In any case, have you ever suddenly “lost” your sense of smell such that you cannot smell anything around you? No, it is not the flu or black gold. Rather, as you inhale, you get intoxicated with a very strange déjà vu sensation. This happens around twice a year, and I have come to treat this as a sort of hint that something major is about to happen in my life.

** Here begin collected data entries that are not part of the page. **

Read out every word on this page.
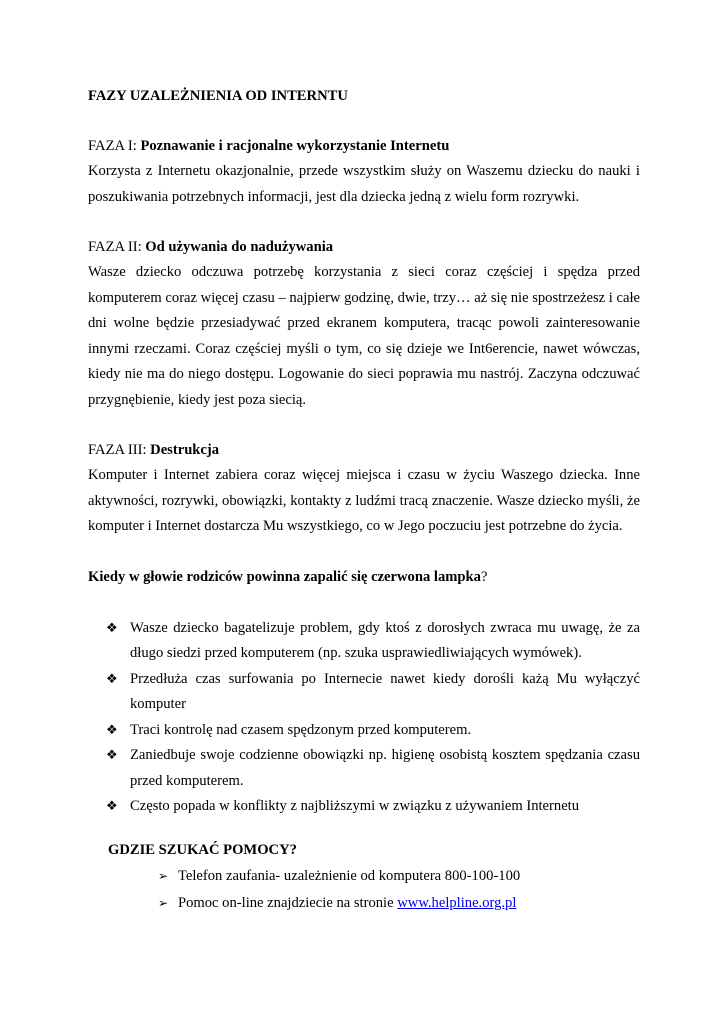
FAZY UZALEŻNIENIA OD INTERNTU

FAZA I: Poznawanie i racjonalne wykorzystanie Internetu

Korzysta z Internetu okazjonalnie, przede wszystkim służy on Waszemu dziecku do nauki i poszukiwania potrzebnych informacji, jest dla dziecka jedną z wielu form rozrywki.

FAZA II: Od używania do nadużywania

Wasze dziecko odczuwa potrzebę korzystania z sieci coraz częściej i spędza przed komputerem coraz więcej czasu – najpierw godzinę, dwie, trzy… aż się nie spostrzeżesz i całe dni wolne będzie przesiadywać przed ekranem komputera, tracąc powoli zainteresowanie innymi rzeczami. Coraz częściej myśli o tym, co się dzieje we Int6erencie, nawet wówczas, kiedy nie ma do niego dostępu. Logowanie do sieci poprawia mu nastrój. Zaczyna odczuwać przygnębienie, kiedy jest poza siecią.

FAZA III: Destrukcja

Komputer i Internet zabiera coraz więcej miejsca i czasu w życiu Waszego dziecka. Inne aktywności, rozrywki, obowiązki, kontakty z ludźmi tracą znaczenie. Wasze dziecko myśli, że komputer i Internet dostarcza Mu wszystkiego, co w Jego poczuciu jest potrzebne do życia.

Kiedy w głowie rodziców powinna zapalić się czerwona lampka?

❖ Wasze dziecko bagatelizuje problem, gdy ktoś z dorosłych zwraca mu uwagę, że za długo siedzi przed komputerem (np. szuka usprawiedliwiających wymówek).
❖ Przedłuża czas surfowania po Internecie nawet kiedy dorośli każą Mu wyłączyć komputer
❖ Traci kontrolę nad czasem spędzonym przed komputerem.
❖ Zaniedbuje swoje codzienne obowiązki np. higienę osobistą kosztem spędzania czasu przed komputerem.
❖ Często popada w konflikty z najbliższymi w związku z używaniem Internetu

GDZIE SZUKAĆ POMOCY?

➢ Telefon zaufania- uzależnienie od komputera 800-100-100
➢ Pomoc on-line znajdziecie na stronie www.helpline.org.pl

That is just a short diatribe on the sense of smell. It might seem unimportant, but imagine, if you worked in a lab, and were surrounded by phenol-chloroform fumes, wouldn’t you be glad to know in advance that you are being poisoned or choked by those fumes? Without smell, by golly, you’re dead meat. And for mosquitoes, the sense of smell is essential: you smell living flesh, criss-crossed with huge veins through which delicious nutrient-rich fresh blood rushes. Imagine the joy surging through each mosquito as it pierces through the thick epidermis and reaches the *exact* spot where the optimal blood pressure for sufficiently inflating its little belly lies. The sense of smell (and of course, the ability to monitor heat distribution) matters a lot. Unfortunately, you cannot help but curse evolution, and the resulting selection for better mosquitoes with more efficiently blood-searching mechanisms, when you’re the victim, as I was. I am now nursing huge lines of mosquito bites – these lines delineate the blood vessel distribution of my entire circulatory system.

Now of course, I am exaggerating. Don’t worry, mom & dad!